Montréal

Vers un registre public des chiens potentiellement dangereux

Vers un registre public des chiens potentiellement dangereux
Photo: Archives MétroL’aménagement de quatre nouvelles aires d'exercice pour chiens fera l'objet d'une consultation publique les 11 et 13 juin.

Le règlement sur les animaux domestiques a été adopté mardi avec le soutien de la moitié des élus d’opposition, qui ont notamment obtenu la création d’un registre des chiens potentiellement dangereux.

L’élu responsable du dossier à la Ville, Craig Sauvé, s’est félicité du résultat. Il a aussi souligné que le risque zéro n’existe pas, mais que le nouveau règlement devrait arriver à faire diminuer le nombre de morsures car «il permet d’agir en amont et d’appeler la Ville pour une évaluation quand on ne se sent pas en sécurité». En outre, l’escouade canine sera bonifiée avec des ressources spécialisées et le nombre d’activités de sensibilisation sera augmenté.

Par rapport au projet initial, l’opposition officielle a obtenu l’adoption de trois amendements qui visent notamment la publication d’un rapport annuel statistique, une bonification des compétences des arrondissements et surtout, la création d’un registre des chiens potentiellement dangereux.
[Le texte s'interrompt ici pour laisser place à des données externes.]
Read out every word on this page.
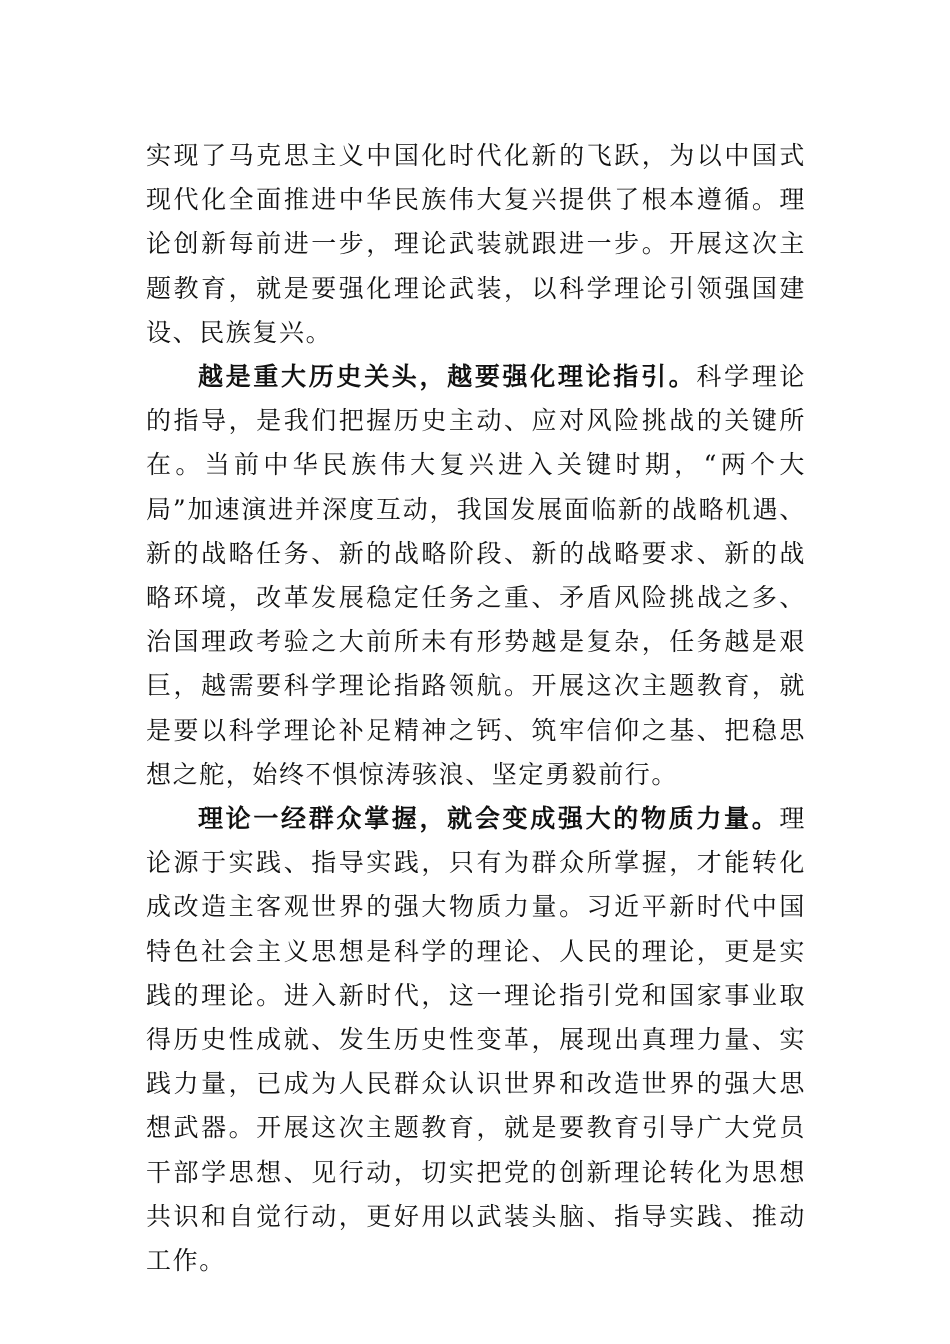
实现了马克思主义中国化时代化新的飞跃，为以中国式现代化全面推进中华民族伟大复兴提供了根本遵循。理论创新每前进一步，理论武装就跟进一步。开展这次主题教育，就是要强化理论武装，以科学理论引领强国建设、民族复兴。

越是重大历史关头，越要强化理论指引。科学理论的指导，是我们把握历史主动、应对风险挑战的关键所在。当前中华民族伟大复兴进入关键时期，“两个大局”加速演进并深度互动，我国发展面临新的战略机遇、新的战略任务、新的战略阶段、新的战略要求、新的战略环境，改革发展稳定任务之重、矛盾风险挑战之多、治国理政考验之大前所未有形势越是复杂，任务越是艰巨，越需要科学理论指路领航。开展这次主题教育，就是要以科学理论补足精神之钙、筑牢信仰之基、把稳思想之舵，始终不惧惊涛骇浪、坚定勇毅前行。

理论一经群众掌握，就会变成强大的物质力量。理论源于实践、指导实践，只有为群众所掌握，才能转化成改造主客观世界的强大物质力量。习近平新时代中国特色社会主义思想是科学的理论、人民的理论，更是实践的理论。进入新时代，这一理论指引党和国家事业取得历史性成就、发生历史性变革，展现出真理力量、实践力量，已成为人民群众认识世界和改造世界的强大思想武器。开展这次主题教育，就是要教育引导广大党员干部学思想、见行动，切实把党的创新理论转化为思想共识和自觉行动，更好用以武装头脑、指导实践、推动工作。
«On voudrait que le public puisse avoir accès aux données pour savoir dans quels environs habitent ces chiens-là, tout en respectant la vie privée», a déclaré le chef d’Ensemble Montréal, Lionel Perez.

M. Perez souligne toutefois que le nouveau règlement n’établit pas une grille précise des agissements à risque qui permettrait de classer un chien comme potentiellement dangereux. «Il pourrait aussi y avoir des plaintes non fondées», a-t-il mentionné.

Le nouveau règlement cible désormais les animaux au mauvais comportement plutôt qu’uniquement les chiens de type pitbull. Les chiens seront classifiés en fonction de leur comportement. Ainsi, un chien sera considéré comme dangereux s’il mord mortellement un individu ou un animal. La bête sera rapidement euthanasiée.

Si le chien attaque ou tente de mordre une personne ou un animal, il pourrait être désigné comme un chien «potentiellement dangereux», après une évaluation effectuée dans la même semaine.

S’il est reconnu ainsi, le propriétaire devra alors se plier à plusieurs conditions pour garder son chien: avoir un casier judiciaire vierge, en plus de faire stériliser, micropucer et vacciner son animal. Le propriétaire devra aussi museler son chien à l’extérieur de son domicile et ne pas approcher à moins de deux mètres d’un enfant âgé de moins de 16 ans.

Alors que deux jeunes enfants ont été blessés dans l’arrondissement de Montréal-Nord dimanche, la mairesse de cet arrondissement, Christine Black, et 10 autres élus de l’opposition ont voté contre le règlement.

S’il soutient le règlement de l’administration Plante, l’élu de LaSalle, Richard Deschamps, pense que les nouvelles règles ne vont pas assez loin, notamment «parce qu’il faudra qu’il y ait des dommages pour que le règlement s’applique».

«À voir la qualité des débats qu’on a eus aujourd’hui, ça montre que notre règlement fait bien plus consensus [que celui adopté sous Denis Coderre].» – Valérie Plante, mairesse de Montréal

D’autres mesures seront mises en place pour réduire la prolifération des chiens, des chats et des lapins. À partir du 1er juillet 2019, tous ces animaux vendus dans des animaleries devront obligatoirement provenir d’un refuge. À partir du 1er janvier 2020, les chats et les chiens vendus devront être stérilisés et micropucés. Les lapins devront quant à eux seulement être stérilisés.

La Ville fixe entre à partir de 300$ l’amende émise en cas de non-port de la laisse, et une accumulation de trois infractions pourra permettre à la Ville de retirer le permis d’un propriétaire de chien. Le propriétaire d’un chien potentiellement dangereux qui ne respecte pas les conditions de garde devra payer une amende de 750$.

Si tous les propriétaires de chats et de chiens doivent en théorie posséder un permis annuel, seuls 40 000 chiens sont officiellement enregistrés à la Ville de Montréal, alors qu’il y en aurait 140 000 ou plus sur le territoire de la municipalité, selon plusieurs sondages.